There’s no one home. He stamps his shoes and looks around. The kitchen is a mess. The priest gets out the bag of cinnamon buns he brought and puts it down on the table, next to a foil tray with leftover mashed potatoes, dried-up gravy, and two gray meatballs.
The lathe down by the shore falls silent.
The priest goes outside, tries the door to the chapel, then looks into the unlocked garage.
There’s a muddy shovel and a black plastic bucket full of rusting rattraps on the floor.
He uses his stick to lift the plastic covering a snowblower, but stops when he hears a distant moaning sound.
He goes back outside and walks over to the ruins of the old crematorium on the edge of the forest. The oven and the sooty stump of its chimney stick up from the tall weeds.
The priest walks around a stack of wooden pallets. He can’t help looking over his shoulder.
He’s had an ominous feeling ever since he boarded the ferry.
There’s nothing reassuring about the light today.
He hears the odd moaning again, closer.
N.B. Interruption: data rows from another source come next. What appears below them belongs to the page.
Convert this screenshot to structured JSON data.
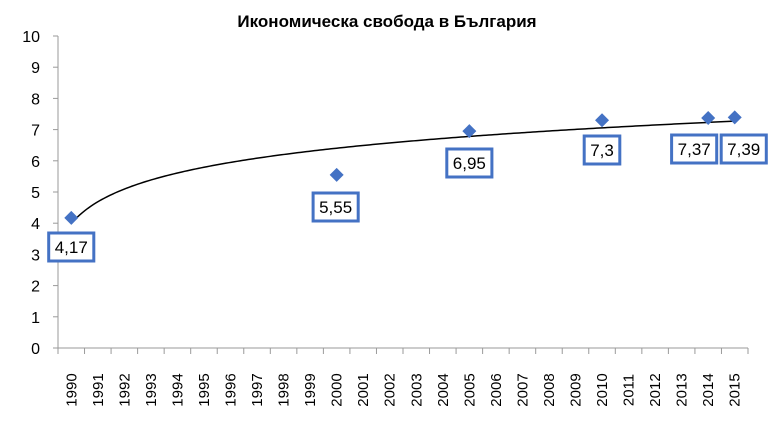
{
  "chart_data": {
    "type": "scatter",
    "title": "Икономическа свобода в България",
    "xlabel": "",
    "ylabel": "",
    "ylim": [
      0,
      10
    ],
    "yticks": [
      "0",
      "1",
      "2",
      "3",
      "4",
      "5",
      "6",
      "7",
      "8",
      "9",
      "10"
    ],
    "categories": [
      "1990",
      "1991",
      "1992",
      "1993",
      "1994",
      "1995",
      "1996",
      "1997",
      "1998",
      "1999",
      "2000",
      "2001",
      "2002",
      "2003",
      "2004",
      "2005",
      "2006",
      "2007",
      "2008",
      "2009",
      "2010",
      "2011",
      "2012",
      "2013",
      "2014",
      "2015"
    ],
    "series": [
      {
        "points": [
          {
            "x": "1990",
            "y": 4.17,
            "label": "4,17"
          },
          {
            "x": "2000",
            "y": 5.55,
            "label": "5,55"
          },
          {
            "x": "2005",
            "y": 6.95,
            "label": "6,95"
          },
          {
            "x": "2010",
            "y": 7.3,
            "label": "7,3"
          },
          {
            "x": "2014",
            "y": 7.37,
            "label": "7,37"
          },
          {
            "x": "2015",
            "y": 7.39,
            "label": "7,39"
          }
        ]
      }
    ],
    "trendline": "logarithmic",
    "grid": false,
    "legend": "none",
    "colors": {
      "marker": "#4472c4",
      "label_border": "#4472c4",
      "trendline": "#000000",
      "axis": "#9a9a9a"
    }
  }
}
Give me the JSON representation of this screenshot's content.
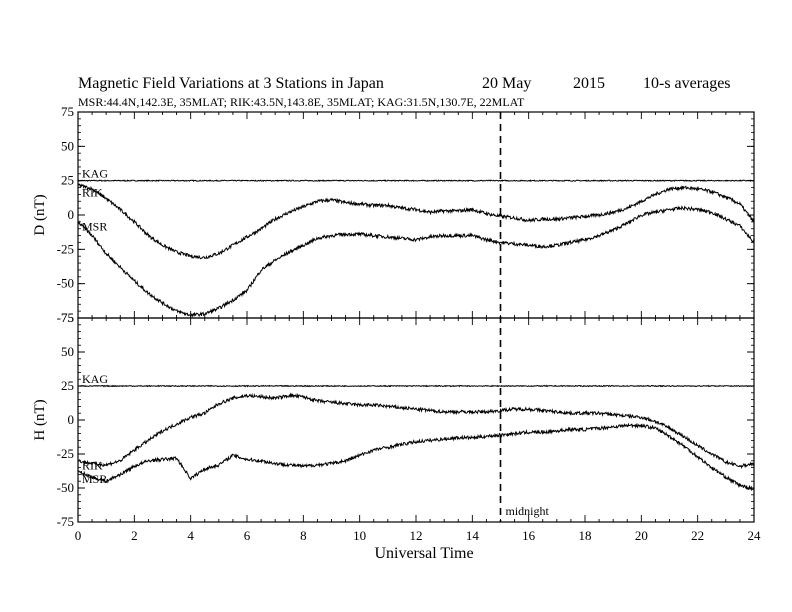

It sounds like a calf trapped in a box.
He stops and stands still.
Everything is quiet. His breath steams from his mouth.
Behind the compost heap there’s a patch of muddy, trodden ground. A bag of mulch leans against a tree.
The priest walks toward it but stops when he reaches a half-meter-long metal pipe sticking out of the ground. Perhaps it marks the property’s boundary.
Leaning on his stick, he looks up at the forest and sees a path covered with pine needles and cones.
The wind is whistling through the treetops, and a solitary crow caws in the distance.
The priest turns around, and hears the strange moaning sound behind him. He picks up his pace. He passes the crematorium and cottage, and glances over his shoulder. All he wants right now is to get back to his vicarage and sit down in front of the fire with a glass of whiskey.